Goleta Community Center.
The newly upgraded Goleta Community Center plans to celebrate its reopening to the community on Thursday after being closed for a year. Credit: Rebecca Caraway / Noozhawk photo

The doors have been closed to the community for a year, but on Thursday, the Goleta Community Center is set to reopen with upcoming events for seniors, line dancing, game days and more.

The first event back will be a Senior Expo from 9 a.m. to 1 p.m. Thursday. It’s a free event for local seniors to visit the center and hear from local organizations about their services. There also will be a live band and lunch provided.

The city assumed management of the center, at 5679 Hollister Ave., in December 2022 and closed the center in January 2023 to make seismic upgrades. The auditorium and dining room have been closed since January 2021 because of safety concerns. 

In the center’s history, the property has been a place for the community to take dance lessons, hear from local political candidates, and hear live music on the front lawn. 

Regular programs at the center will include line dancing, pickleball and game days, and more programs are in the works.

“The public is going to have more and greater opportunities to rent and utilize a more modern facility that still is true to its historic roots,” Goleta City Councilman James Kyriaco said.

The property used to be the site of Goleta Union School when it was constructed in 1927. In 1977, the property was leased to Santa Barbara County to operate it as a community center. The Goleta Valley Community Center, a California nonprofit corporation, sublet the property in 1984 to operate it as a community center. Goleta took over the lease from the county in 2002 when it became incorporated. 

The center still needs a number of accessibility improvements, which will include a full renovation of the center’s bathrooms, ramps, lighting and doors. Accessibility improvements are still in the design stage but are expected to have obvious aesthetic changes to the center, while the seismic improvements were more structural and aren’t as visible, according to JoAnne Plummer, parks and recreation manager.

“It’s a 100-year-old building, and we have 100 years worth of work to do,” Plummer said. “We’re working on it and little by little, step by step, the public will see it.”

Plummer said the center is already receiving requests from the public to host weddings, anniversary parties, meetings and quinceaneras in the auditorium and dining room.

“The big excitement is that this seismic project fixed that concern that closed those two rooms, and the auditorium is beautiful,” Plummer said. “We were able to even refinish the floors, and they’re bright and very welcoming to the public. We’re working on what else we can do to get that same feeling at all of the public spaces.”

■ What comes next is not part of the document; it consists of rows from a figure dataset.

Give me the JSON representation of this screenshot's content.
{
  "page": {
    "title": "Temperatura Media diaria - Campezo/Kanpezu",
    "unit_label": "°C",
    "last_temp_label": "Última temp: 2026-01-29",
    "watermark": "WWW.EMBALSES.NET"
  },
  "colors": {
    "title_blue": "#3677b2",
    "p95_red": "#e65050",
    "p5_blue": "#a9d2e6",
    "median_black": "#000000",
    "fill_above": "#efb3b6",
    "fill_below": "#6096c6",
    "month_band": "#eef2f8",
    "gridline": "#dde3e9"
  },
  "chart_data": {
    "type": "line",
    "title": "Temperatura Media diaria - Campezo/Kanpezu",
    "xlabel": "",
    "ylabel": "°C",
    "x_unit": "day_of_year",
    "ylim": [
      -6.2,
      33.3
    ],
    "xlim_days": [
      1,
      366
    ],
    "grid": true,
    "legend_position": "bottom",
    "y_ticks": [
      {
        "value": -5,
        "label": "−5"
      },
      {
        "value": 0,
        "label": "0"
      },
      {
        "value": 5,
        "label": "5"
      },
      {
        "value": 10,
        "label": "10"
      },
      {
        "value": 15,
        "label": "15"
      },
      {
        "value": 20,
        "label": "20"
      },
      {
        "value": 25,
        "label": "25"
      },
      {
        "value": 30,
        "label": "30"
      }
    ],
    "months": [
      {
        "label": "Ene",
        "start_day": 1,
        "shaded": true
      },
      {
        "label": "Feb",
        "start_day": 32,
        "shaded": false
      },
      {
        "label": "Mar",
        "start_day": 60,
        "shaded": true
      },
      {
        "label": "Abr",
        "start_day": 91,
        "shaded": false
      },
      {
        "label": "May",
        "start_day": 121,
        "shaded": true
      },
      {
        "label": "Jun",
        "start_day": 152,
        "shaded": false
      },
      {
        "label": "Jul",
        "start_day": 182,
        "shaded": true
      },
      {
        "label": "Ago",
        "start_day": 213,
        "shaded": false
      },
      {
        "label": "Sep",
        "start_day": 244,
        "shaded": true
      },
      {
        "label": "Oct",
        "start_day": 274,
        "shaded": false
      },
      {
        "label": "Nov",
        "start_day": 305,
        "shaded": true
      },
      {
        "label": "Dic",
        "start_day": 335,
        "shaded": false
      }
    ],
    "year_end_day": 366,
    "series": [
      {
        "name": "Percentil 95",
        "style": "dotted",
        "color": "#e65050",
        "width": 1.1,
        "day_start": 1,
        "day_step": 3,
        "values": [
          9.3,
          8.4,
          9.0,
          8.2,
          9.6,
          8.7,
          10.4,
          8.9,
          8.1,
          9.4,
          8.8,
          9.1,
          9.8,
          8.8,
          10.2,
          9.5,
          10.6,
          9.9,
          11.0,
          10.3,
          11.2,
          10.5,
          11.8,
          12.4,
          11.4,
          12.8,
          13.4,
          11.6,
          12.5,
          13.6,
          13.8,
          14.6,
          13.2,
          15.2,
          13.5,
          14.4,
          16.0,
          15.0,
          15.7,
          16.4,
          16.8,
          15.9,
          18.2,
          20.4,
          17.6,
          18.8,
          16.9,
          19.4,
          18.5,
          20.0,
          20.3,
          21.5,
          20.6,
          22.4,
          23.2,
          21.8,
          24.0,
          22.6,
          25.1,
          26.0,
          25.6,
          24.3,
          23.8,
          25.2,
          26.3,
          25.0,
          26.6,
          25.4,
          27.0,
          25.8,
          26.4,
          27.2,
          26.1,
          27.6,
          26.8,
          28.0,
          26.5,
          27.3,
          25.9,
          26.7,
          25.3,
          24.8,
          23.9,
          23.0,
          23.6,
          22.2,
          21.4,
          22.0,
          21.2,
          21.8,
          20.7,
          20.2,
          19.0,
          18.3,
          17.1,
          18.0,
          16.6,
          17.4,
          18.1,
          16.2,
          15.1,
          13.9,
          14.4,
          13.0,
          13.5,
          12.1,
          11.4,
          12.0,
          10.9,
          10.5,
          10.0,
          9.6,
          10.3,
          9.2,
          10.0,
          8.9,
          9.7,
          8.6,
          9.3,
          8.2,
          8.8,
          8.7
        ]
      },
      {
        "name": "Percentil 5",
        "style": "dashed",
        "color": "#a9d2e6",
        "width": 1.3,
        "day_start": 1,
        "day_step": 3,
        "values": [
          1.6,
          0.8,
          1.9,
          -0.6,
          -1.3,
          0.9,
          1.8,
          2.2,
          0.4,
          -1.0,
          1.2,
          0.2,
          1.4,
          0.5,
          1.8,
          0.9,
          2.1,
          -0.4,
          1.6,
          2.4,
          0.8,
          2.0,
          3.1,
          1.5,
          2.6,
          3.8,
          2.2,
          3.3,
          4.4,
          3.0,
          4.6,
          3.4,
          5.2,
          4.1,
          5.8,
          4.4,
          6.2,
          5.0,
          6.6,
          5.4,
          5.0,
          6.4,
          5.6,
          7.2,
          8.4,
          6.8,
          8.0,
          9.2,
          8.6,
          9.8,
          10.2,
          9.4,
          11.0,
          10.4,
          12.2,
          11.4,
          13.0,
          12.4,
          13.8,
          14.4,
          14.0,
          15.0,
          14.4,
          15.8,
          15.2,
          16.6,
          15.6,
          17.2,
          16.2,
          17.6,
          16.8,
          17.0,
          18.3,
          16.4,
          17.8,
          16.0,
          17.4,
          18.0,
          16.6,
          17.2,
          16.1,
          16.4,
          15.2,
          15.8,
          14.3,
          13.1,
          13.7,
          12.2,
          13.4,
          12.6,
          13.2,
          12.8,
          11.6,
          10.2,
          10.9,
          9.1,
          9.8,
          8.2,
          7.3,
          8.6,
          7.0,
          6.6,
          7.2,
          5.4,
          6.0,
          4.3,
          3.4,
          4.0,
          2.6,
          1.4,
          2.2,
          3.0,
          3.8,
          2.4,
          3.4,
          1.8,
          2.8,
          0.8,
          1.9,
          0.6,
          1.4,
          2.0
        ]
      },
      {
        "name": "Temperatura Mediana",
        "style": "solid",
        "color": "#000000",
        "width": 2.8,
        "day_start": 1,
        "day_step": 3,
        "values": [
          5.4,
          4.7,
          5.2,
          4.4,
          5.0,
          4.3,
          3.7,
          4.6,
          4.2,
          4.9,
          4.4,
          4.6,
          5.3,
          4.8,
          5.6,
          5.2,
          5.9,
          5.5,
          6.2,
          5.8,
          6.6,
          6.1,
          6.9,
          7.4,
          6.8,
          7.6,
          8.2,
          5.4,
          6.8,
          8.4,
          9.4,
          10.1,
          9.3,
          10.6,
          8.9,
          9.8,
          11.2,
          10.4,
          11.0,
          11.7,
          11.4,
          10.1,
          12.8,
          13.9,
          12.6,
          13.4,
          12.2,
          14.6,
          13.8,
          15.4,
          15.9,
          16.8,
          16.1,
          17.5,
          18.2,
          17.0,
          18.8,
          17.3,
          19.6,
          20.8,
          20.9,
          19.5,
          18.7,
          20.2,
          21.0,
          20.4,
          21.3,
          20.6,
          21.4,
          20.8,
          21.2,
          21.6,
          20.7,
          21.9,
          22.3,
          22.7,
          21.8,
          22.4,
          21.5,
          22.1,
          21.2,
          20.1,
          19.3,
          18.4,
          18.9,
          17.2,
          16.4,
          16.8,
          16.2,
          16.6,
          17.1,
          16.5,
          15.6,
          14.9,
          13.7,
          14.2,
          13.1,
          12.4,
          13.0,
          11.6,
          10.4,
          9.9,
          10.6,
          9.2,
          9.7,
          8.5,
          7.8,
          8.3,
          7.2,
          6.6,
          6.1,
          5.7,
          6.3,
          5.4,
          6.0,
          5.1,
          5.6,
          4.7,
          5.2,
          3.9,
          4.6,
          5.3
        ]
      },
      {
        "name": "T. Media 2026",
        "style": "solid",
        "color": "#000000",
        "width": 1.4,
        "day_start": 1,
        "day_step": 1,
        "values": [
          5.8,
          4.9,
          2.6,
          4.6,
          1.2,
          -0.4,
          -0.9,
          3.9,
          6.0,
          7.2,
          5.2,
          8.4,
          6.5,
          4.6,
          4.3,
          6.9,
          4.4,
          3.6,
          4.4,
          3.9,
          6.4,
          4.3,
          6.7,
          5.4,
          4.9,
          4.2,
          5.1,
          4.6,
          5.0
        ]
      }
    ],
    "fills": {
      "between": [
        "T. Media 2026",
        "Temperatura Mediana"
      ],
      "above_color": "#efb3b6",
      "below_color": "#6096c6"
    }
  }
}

With the amount of maintenance needed, Kyriaco said it made the most sense for the city to take over operations.

“​​Rather than expecting a local nonprofit organization to try and do everything on its own, it made more sense for the city to really step forward, be more responsible, be more accountable, and get the facility into the kind of condition that it needs to be in so that it can better serve the public,” Kyriaco said.

Once the center is up and running, the city will decide if it will continue managing the center or return it to an organization to manage. 

Kyriaco said he’d like to see satellite library services or the Goleta Valley Book Van as part of the center’s services.

“Old Town as a community is about to have so much investment in terms of our roads, sidewalks and bike paths,” Kyriaco said. “We’ve invested a lot of resources in revitalizing the community center, and I’d really like to have programs like a satellite library service, or bringing the book van there to really bring more of the community out.”

Old Town along Hollister Avenue is seeing many upgrades this year, not just with the center but with infrastructure improvements such as pavement restoration, vehicle and bike lanes in each direction, parking and traffic signal upgrades.

A ribbon-cutting ceremony for the center is set for 10 a.m. Thursday.